Isaiah “King” Bembry, left, was a key player for the Stephenson junior varsity football team while his cousins Adrian Lane and Justin Birdsong and his brother Deonta shined on the varsity team.

They see each other often now at Stephenson High School—in the hallways or classrooms, the football field and track field. Some of the teachers and coaches who taught Demeche and Gerin Bembry are now teaching and coaching the Bembry cousins. One of those coaches includes boys’ track and field head coach and assistant football coach Donnie Sellers. Sellers said the Bembry family has been longtime members of the Stephenson Jaguar family.

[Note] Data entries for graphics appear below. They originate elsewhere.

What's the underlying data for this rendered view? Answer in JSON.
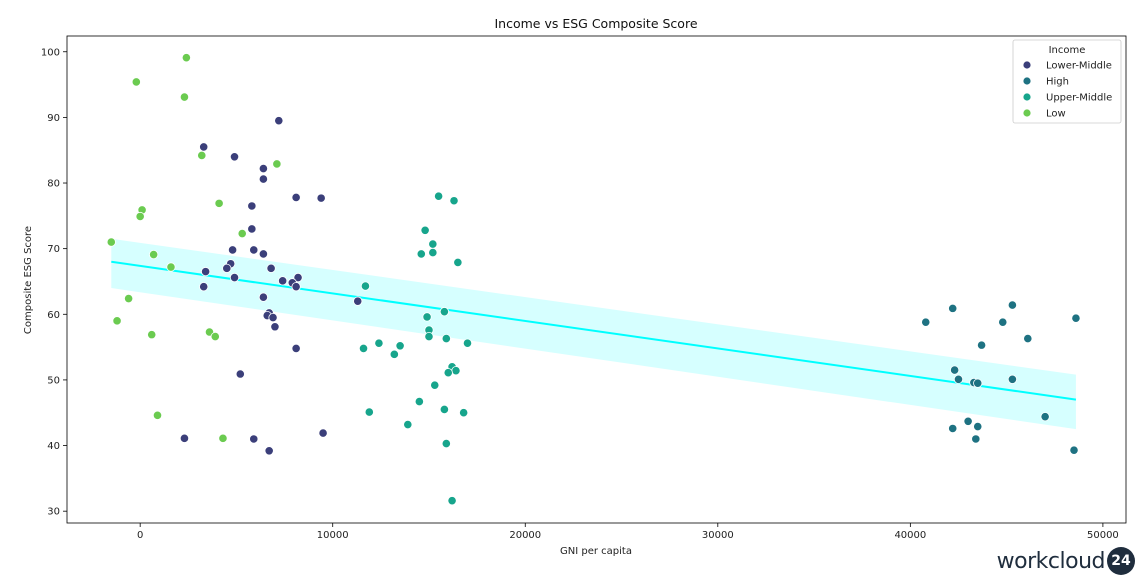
{
  "chart_data": {
    "type": "scatter",
    "title": "Income vs ESG Composite Score",
    "xlabel": "GNI per capita",
    "ylabel": "Composite ESG Score",
    "xlim": [
      -3800,
      51200
    ],
    "ylim": [
      28.2,
      102.4
    ],
    "xticks": [
      0,
      10000,
      20000,
      30000,
      40000,
      50000
    ],
    "yticks": [
      30,
      40,
      50,
      60,
      70,
      80,
      90,
      100
    ],
    "legend_title": "Income",
    "legend_position": "top-right",
    "series": [
      {
        "name": "Lower-Middle",
        "color": "#3b3f7a",
        "points": [
          [
            7200,
            89.5
          ],
          [
            3300,
            85.5
          ],
          [
            4900,
            84
          ],
          [
            6400,
            82.2
          ],
          [
            6400,
            80.6
          ],
          [
            8100,
            77.8
          ],
          [
            9400,
            77.7
          ],
          [
            5800,
            76.5
          ],
          [
            5800,
            73
          ],
          [
            4800,
            69.8
          ],
          [
            5900,
            69.8
          ],
          [
            6400,
            69.2
          ],
          [
            4700,
            67.7
          ],
          [
            4500,
            67
          ],
          [
            6800,
            67
          ],
          [
            3400,
            66.5
          ],
          [
            4900,
            65.6
          ],
          [
            8200,
            65.6
          ],
          [
            7400,
            65.1
          ],
          [
            7900,
            64.8
          ],
          [
            8100,
            64.2
          ],
          [
            3300,
            64.2
          ],
          [
            6400,
            62.6
          ],
          [
            11300,
            62
          ],
          [
            6700,
            60.2
          ],
          [
            6600,
            59.8
          ],
          [
            6900,
            59.5
          ],
          [
            7000,
            58.1
          ],
          [
            8100,
            54.8
          ],
          [
            5200,
            50.9
          ],
          [
            9500,
            41.9
          ],
          [
            2300,
            41.1
          ],
          [
            5900,
            41
          ],
          [
            6700,
            39.2
          ]
        ]
      },
      {
        "name": "High",
        "color": "#1e7282",
        "points": [
          [
            40800,
            58.8
          ],
          [
            42200,
            60.9
          ],
          [
            45300,
            61.4
          ],
          [
            44800,
            58.8
          ],
          [
            48600,
            59.4
          ],
          [
            46100,
            56.3
          ],
          [
            43700,
            55.3
          ],
          [
            42300,
            51.5
          ],
          [
            42500,
            50.1
          ],
          [
            43300,
            49.6
          ],
          [
            43500,
            49.5
          ],
          [
            45300,
            50.1
          ],
          [
            47000,
            44.4
          ],
          [
            43000,
            43.7
          ],
          [
            42200,
            42.6
          ],
          [
            43500,
            42.9
          ],
          [
            43400,
            41
          ],
          [
            48500,
            39.3
          ]
        ]
      },
      {
        "name": "Upper-Middle",
        "color": "#17a58c",
        "points": [
          [
            15500,
            78
          ],
          [
            16300,
            77.3
          ],
          [
            14800,
            72.8
          ],
          [
            15200,
            70.7
          ],
          [
            15200,
            69.4
          ],
          [
            14600,
            69.2
          ],
          [
            16500,
            67.9
          ],
          [
            11700,
            64.3
          ],
          [
            15800,
            60.4
          ],
          [
            14900,
            59.6
          ],
          [
            15000,
            57.6
          ],
          [
            15000,
            56.6
          ],
          [
            15900,
            56.3
          ],
          [
            17000,
            55.6
          ],
          [
            12400,
            55.6
          ],
          [
            13500,
            55.2
          ],
          [
            11600,
            54.8
          ],
          [
            13200,
            53.9
          ],
          [
            16200,
            52
          ],
          [
            16400,
            51.4
          ],
          [
            16000,
            51.1
          ],
          [
            15300,
            49.2
          ],
          [
            14500,
            46.7
          ],
          [
            15800,
            45.5
          ],
          [
            11900,
            45.1
          ],
          [
            16800,
            45
          ],
          [
            13900,
            43.2
          ],
          [
            15900,
            40.3
          ],
          [
            16200,
            31.6
          ]
        ]
      },
      {
        "name": "Low",
        "color": "#6bcb50",
        "points": [
          [
            2400,
            99.1
          ],
          [
            -200,
            95.4
          ],
          [
            2300,
            93.1
          ],
          [
            3200,
            84.2
          ],
          [
            7100,
            82.9
          ],
          [
            4100,
            76.9
          ],
          [
            100,
            75.9
          ],
          [
            0,
            74.9
          ],
          [
            5300,
            72.3
          ],
          [
            -1500,
            71
          ],
          [
            700,
            69.1
          ],
          [
            1600,
            67.2
          ],
          [
            -600,
            62.4
          ],
          [
            -1200,
            59
          ],
          [
            3600,
            57.3
          ],
          [
            3900,
            56.6
          ],
          [
            600,
            56.9
          ],
          [
            900,
            44.6
          ],
          [
            4300,
            41.1
          ]
        ]
      }
    ],
    "regression": {
      "color": "#00ffff",
      "x": [
        -1500,
        48600
      ],
      "y": [
        68,
        47
      ],
      "ci_low": [
        64,
        42.5
      ],
      "ci_high": [
        71.5,
        50.8
      ]
    }
  },
  "logo": {
    "text": "workcloud",
    "badge": "24"
  }
}
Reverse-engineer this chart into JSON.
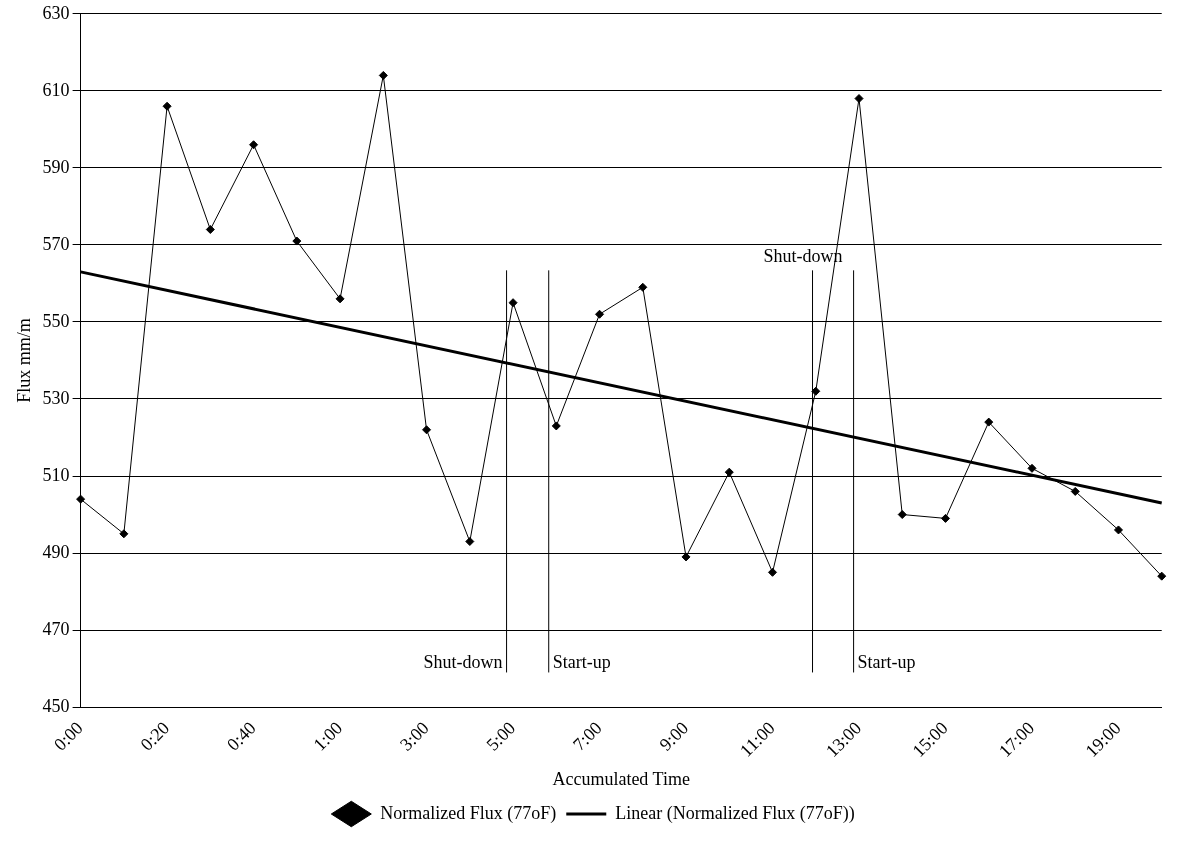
{
  "chart_data": {
    "type": "line",
    "xlabel": "Accumulated Time",
    "ylabel": "Flux mm/m",
    "categories": [
      "0:00",
      null,
      "0:20",
      null,
      "0:40",
      null,
      "1:00",
      null,
      "3:00",
      null,
      "5:00",
      null,
      "7:00",
      null,
      "9:00",
      null,
      "11:00",
      null,
      "13:00",
      null,
      "15:00",
      null,
      "17:00",
      null,
      "19:00",
      null
    ],
    "series": [
      {
        "name": "Normalized Flux (77oF)",
        "color": "#000000",
        "marker": "diamond",
        "values": [
          504,
          495,
          606,
          574,
          596,
          571,
          556,
          614,
          522,
          493,
          555,
          523,
          552,
          559,
          489,
          511,
          485,
          532,
          608,
          500,
          499,
          524,
          512,
          506,
          496,
          484
        ]
      },
      {
        "name": "Linear (Normalized Flux (77oF))",
        "color": "#000000",
        "marker": "none",
        "values": [
          563,
          null,
          null,
          null,
          null,
          null,
          null,
          null,
          null,
          null,
          null,
          null,
          null,
          null,
          null,
          null,
          null,
          null,
          null,
          null,
          null,
          null,
          null,
          null,
          null,
          503
        ]
      }
    ],
    "ylim": [
      450,
      630
    ],
    "yticks": [
      450,
      470,
      490,
      510,
      530,
      550,
      570,
      590,
      610,
      630
    ],
    "grid": "y",
    "legend": "bottom",
    "annotations": [
      "Shut-down",
      "Start-up",
      "Shut-down",
      "Start-up"
    ]
  }
}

“Their grandfather has been a supporter since the program first began,” Sellers said. “They’ve been a Stephenson supporter even coming out of the recreation area, out of the parks. They’re all Jaguars, they love it and they’re just supportive, like always.”

Just as their father and uncle, the Bembry cousins excel in athletics and academics, Sellers said. They all have a grade point average above 3.0, and were big contributors on the football team.

Birdsong, a junior defensive back, finished fifth overall on the Jaguars defense with 80 total tackles and had seven pass breakups in the 2016 season. Deonta, who is also a junior and play defensive back, had 28 tackles and one fumble recovery. Lane, a junior defensive lineman, had 10 tackles, a sack and three quarterback hits.

Isaiah also played well defensively for the junior varsity team.


Although coaching the second generation of Bembrys makes him feel old, Sellers said it’s been a fun ride so far.

“One of the good things to know is that the family is really loyal, they’re committed to the community, they support us here and you couldn’t ask for anything better than that,” he said. “They’re Stephenson born, Stephenson bred, Stephenson for life.”

The boys said they don’t feel any pressure living up to their father’s and uncle’s legacy, but they do try to live up to the high expectations.

“Most of our teachers and most of our coaches talk about it and they expect a lot out of us but they don’t pressure us that much,” Lane said.

They all hope to follow each other to the same college if they receive offers from the same school.

“That’ll be a blessing,” Isaiah said.

“It’ll be weird if we’re all at different schools and all of our parents are driving everywhere to come see us play,” Lane said.

Whatever the future holds for the Bembry cousins, they all know that their family will be there to support them.

“Family will always be there for you no matter what,” Deonta said. “No matter what [we] go through family will be there for [us].”